Q1: Why does Europe need the digital euro?
The European Central Bank answers:We answer them:In a world where digital payments are rapidly becoming the norm, the use of cash is declining and the shift towards online shopping is accelerating. The digital euro would be a digital form of cash, giving consumers access to central bank money in digital form, complementing banknotes and coins.
The digital euro would make people’s lives easier by providing something that does not currently exist: a digital means of payment universally accepted throughout the euro area, for payments in shops, online or from person to person. Like cash, the digital euro would be accessible, free to use when making or receiving payments, and have legal tender status.

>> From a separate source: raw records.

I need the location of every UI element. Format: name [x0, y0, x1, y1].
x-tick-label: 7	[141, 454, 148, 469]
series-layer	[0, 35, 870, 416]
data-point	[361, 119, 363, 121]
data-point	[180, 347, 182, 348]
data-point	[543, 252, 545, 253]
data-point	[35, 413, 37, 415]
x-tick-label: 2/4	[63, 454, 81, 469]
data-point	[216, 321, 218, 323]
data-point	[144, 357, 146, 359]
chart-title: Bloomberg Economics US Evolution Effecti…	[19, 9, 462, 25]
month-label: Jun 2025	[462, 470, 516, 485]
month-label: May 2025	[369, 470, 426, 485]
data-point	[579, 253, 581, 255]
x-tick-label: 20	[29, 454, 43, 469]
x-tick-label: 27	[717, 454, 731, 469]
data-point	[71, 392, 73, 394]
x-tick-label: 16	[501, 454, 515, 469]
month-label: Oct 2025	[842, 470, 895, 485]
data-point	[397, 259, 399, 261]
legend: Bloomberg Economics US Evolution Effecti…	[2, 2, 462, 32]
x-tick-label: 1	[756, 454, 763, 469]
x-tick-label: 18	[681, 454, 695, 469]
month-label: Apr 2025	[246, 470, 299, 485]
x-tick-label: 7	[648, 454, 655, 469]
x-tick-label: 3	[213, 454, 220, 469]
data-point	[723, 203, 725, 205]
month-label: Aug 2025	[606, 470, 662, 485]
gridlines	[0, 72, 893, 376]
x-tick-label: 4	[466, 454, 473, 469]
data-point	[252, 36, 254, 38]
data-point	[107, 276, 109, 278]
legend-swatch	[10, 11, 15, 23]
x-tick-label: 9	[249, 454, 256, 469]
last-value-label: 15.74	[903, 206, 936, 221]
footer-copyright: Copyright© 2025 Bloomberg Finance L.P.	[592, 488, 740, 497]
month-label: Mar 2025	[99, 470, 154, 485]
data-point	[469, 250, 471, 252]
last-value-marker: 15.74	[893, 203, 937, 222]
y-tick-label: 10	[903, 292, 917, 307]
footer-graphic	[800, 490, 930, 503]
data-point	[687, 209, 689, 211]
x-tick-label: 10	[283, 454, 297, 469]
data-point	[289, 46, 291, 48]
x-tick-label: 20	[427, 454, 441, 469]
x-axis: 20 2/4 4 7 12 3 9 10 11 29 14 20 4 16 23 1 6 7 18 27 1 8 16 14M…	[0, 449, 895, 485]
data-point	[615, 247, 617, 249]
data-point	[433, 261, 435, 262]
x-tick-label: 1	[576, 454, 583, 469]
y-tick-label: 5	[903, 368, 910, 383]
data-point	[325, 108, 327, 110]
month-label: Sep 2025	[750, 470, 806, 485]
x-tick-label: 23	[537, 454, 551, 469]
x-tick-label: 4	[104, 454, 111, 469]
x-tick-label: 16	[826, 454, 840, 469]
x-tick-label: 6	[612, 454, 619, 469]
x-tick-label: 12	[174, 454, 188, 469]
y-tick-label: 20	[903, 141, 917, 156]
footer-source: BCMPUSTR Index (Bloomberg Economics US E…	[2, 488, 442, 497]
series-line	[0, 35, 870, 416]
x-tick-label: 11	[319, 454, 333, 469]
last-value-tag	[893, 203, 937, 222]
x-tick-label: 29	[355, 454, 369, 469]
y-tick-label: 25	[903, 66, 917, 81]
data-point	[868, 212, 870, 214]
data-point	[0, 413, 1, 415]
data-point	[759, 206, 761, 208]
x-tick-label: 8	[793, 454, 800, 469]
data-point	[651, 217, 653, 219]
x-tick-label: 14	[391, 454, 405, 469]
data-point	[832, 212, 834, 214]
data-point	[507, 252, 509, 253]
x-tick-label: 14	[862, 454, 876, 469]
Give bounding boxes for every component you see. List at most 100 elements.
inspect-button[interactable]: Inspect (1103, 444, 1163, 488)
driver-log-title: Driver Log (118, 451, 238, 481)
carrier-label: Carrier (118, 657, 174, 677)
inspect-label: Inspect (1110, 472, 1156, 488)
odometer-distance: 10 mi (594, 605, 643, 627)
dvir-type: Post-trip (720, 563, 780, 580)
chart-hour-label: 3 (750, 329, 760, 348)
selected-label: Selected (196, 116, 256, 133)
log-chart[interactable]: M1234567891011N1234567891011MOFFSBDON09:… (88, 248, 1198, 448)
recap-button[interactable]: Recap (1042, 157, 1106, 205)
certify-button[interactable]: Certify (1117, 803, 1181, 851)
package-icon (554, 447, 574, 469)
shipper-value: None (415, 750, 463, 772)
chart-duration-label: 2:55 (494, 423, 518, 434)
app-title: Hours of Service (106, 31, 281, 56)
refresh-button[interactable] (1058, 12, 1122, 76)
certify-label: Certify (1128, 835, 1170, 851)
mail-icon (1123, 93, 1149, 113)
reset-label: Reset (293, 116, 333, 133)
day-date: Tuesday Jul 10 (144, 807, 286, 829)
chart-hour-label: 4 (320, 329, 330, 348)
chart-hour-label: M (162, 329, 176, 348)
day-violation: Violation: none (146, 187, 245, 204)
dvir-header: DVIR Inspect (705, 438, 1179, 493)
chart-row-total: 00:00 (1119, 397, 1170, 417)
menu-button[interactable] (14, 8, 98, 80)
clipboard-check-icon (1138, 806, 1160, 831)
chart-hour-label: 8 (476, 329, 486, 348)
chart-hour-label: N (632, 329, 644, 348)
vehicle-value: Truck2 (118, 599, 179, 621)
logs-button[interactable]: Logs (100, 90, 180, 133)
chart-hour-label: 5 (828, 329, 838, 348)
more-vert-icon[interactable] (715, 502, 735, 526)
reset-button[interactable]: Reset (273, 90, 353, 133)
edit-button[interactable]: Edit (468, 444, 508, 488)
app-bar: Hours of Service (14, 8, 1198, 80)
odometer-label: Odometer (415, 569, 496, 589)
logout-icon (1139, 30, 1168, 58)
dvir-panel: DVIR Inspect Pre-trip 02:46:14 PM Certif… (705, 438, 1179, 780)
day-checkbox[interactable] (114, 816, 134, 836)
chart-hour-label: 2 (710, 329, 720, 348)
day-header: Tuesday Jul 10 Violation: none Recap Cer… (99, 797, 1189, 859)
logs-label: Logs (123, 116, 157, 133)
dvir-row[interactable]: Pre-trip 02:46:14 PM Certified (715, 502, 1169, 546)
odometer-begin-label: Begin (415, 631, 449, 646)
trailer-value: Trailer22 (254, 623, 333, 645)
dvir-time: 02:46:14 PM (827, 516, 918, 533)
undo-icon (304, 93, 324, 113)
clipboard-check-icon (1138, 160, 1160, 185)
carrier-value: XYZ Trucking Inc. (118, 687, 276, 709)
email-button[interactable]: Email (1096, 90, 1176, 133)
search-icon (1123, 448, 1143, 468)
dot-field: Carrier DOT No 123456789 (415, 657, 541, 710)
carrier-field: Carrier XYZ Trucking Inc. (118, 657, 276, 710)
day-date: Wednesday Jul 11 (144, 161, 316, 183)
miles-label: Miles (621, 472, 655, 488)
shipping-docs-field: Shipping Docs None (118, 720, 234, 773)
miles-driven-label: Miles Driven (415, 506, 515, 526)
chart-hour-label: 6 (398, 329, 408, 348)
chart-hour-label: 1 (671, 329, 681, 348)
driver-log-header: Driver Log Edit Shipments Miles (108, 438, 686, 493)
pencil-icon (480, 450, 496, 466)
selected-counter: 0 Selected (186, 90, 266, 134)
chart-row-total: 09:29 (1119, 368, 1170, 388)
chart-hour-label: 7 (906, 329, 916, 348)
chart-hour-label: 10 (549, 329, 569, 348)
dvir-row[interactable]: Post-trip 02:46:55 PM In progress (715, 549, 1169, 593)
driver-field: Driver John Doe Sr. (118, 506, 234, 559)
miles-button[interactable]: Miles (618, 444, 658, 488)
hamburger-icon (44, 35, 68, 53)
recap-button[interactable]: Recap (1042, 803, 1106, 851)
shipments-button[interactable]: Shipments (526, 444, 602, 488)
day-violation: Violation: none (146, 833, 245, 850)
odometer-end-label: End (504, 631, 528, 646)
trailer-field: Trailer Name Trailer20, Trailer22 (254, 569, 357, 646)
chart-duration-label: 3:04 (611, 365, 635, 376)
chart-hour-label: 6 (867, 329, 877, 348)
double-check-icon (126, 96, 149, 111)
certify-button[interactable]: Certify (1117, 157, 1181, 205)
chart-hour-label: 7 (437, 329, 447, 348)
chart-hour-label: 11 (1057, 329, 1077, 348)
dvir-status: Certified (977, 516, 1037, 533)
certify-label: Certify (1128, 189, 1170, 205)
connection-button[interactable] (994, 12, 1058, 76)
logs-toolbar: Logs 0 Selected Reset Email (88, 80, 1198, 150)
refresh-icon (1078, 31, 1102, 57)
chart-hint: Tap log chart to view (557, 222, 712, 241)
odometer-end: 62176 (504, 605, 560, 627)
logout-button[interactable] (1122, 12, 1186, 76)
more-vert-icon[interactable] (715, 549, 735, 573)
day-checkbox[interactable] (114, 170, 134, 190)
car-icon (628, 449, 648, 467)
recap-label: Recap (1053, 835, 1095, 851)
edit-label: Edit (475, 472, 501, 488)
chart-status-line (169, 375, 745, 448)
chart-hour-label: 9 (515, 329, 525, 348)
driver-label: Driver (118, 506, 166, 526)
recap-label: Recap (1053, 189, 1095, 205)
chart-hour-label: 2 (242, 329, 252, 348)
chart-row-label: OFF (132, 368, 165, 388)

Moreover, the digital euro would preserve the monetary sovereignty of the euro area by boosting the efficiency of the European payments ecosystem as a whole, fostering innovation and increasing its resilience to cyberattacks and technical disruptions.
The ECB observes the need of cash-like means of payment for the digital realm, and claims cash-like character for the digital euro. But in its comparison of the digital euro to cash, the ECB ignores essential properties of cash, such as anonymity (cf. Q9) and independence of complex technologies (cf. Q8). On the contrary, the digital euro is far from being as inclusive as cash (cf. Q10).
The notion that the digital euro would be “free to use” oversimplifies the reality. As discussed further in Q21, the costs associated with the implementation and maintenance of a digital currency are significant (KF4) and in the end will be covered by the citizens of the euro area. The legal tender status paired with a holding limit of €3,000 (cf. Q24) offers no tangible benefits over commercial bank money with deposit insurance up do €100,000 (cf. Q3).
The claim that the digital euro would increase “resilience to cyberattacks or technical disruptions” unfortunately lacks support in published documents. Indeed, it may not be surprising if a central database of all digital euro transactions became a prime target for cyberattacks (cf. Q25).
Moreover, a digital currency system which depends on electronic infrastructure would in any case face significant challenges during technical disruptions such as power or Internet outages, particularly since converting online digital euros to offline versions requires Internet connectivity (KF2). Unlike physical cash, which remains usable in such scenarios, a fully digital system may fail if the infrastructure goes down.